MANILA -- Filipino basketball players need to expose themselves more to FIBA basketball in order for the country to regain its status as contenders in Asia.
This, according to 1972 Munich Olympian Rosalio "Yoyong" Martirez, who hinted that the Philippines is influenced too much by the United States and the NBA.
"Para sa akin, kailangan, pag naglaro tayo, 'yung FIBA rules, 'yung rules ng European, kailangan, mag-practice na rin tayo ng (may) FIBA rules," Martirez said, adding that the PBA's rules is loosely based on the NBA.
Martirez was present alongside other Pinoy greats Jimmy Mariano, Edgardo Roque, and Atty. Alexander Padilla, who represented his late father Ambrosio, at the "When We Were Champions" book signing event Sunday at Quezon City.
The book authored by former journalist and editor Noel Albano commemorates the legacies of the Philippines from the 1930s to 1970s, when the nation was undisputed in the Asian region and made the Olympic basketball tournament several times.
"Pagdating sa FIBA, konti lang, tatawagan ka ng foul. Mag aral-aral na tayo, para pagdating ng panahon, tayo ulit ang may hawak ng Asia," Martirez added.
A member of the 1967 Asian Basketball Championship-winning squad, Martirez acknowledged that the rest of the continent has caught up to Gilas throughout the years, citing China, Iran, Lebanon, and South Korea, which have all been doing well in the last decade.
Martirez said the Gilas program will just have to buy into the process until it catapults itself to Asian contender status again, aside from familiarizing with the international brand of play more from a young age.
"Sa ngayon, nahihirapan man tayo, wala tayong magagawa. Magsikap lang hangga't masabing hawak natin ang tournament ng Asia ulit," he said.
"Nakalipas na 'yan. Kapag natalo, mag-aral tayo bakit natalo. 'Pag nanalo, bakit tayo nanalo? Wala namang katapusan ang pag aaral."

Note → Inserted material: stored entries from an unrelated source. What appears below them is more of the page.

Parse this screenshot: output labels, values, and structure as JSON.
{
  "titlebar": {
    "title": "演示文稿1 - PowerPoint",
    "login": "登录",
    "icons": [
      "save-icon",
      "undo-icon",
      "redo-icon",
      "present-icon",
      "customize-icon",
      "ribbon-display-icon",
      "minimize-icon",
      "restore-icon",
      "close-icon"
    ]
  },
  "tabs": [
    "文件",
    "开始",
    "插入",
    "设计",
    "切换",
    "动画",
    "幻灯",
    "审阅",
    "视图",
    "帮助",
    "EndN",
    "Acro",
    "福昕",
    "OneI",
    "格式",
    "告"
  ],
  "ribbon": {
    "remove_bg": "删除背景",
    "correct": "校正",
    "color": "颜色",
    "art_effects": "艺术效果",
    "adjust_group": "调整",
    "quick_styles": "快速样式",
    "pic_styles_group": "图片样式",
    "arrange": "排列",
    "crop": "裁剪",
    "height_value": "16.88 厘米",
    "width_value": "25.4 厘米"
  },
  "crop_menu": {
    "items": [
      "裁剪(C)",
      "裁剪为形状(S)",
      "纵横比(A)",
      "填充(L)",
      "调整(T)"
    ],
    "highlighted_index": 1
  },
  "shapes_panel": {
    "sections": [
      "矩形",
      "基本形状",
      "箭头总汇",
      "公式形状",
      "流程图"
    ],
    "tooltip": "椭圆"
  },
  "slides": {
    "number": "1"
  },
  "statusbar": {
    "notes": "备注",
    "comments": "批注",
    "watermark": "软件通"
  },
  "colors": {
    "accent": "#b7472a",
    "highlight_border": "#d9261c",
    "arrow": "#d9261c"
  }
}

Mariano, meanwhile, said the mindset of doing it all for the country should be reinstilled to athletes, more than treating basketball as just livelihood.
"Iba na ang sistema ng training ngayon. Ang tingin nila sa paglalaro, they are more attached sa kinikita nila," the 1972 Munich Olympics Philippine flag bearer said.
The now 82-year-old power forward also mentioned that factors beyond the basketball court also affect the dreams of Filipino ballers who wish to become ready for the highest level of the sport.
"Maski araw-arawin mo naman ang laro, (the resources), mahirap eh, kapag mahirap ang buhay sa atin. Wala tayong magagawa," he said.
"Nagbabago ang mga generations. Maraming naidadagdag, especially sa pag-develop ng players. Number one, nagwe-weight training. 'Yung mga player ngayon, kailangan kumpleto sa pagkain."
For Albano, given the men's national team's recent struggles internationally, the status quo is an ideal time for self-examination.
"We stuck to our old ways. We did not change our basic style of playing. Saksak at saksak, walang pasahan, walang team work," he stated in his speech.
"Napag-iwanan na ang Pilipinas basketball. Maybe there is some good to that. Probably this is the best time to examine what we have before and what we have now, what changes have occured in the last 60 years that made us lose our edge."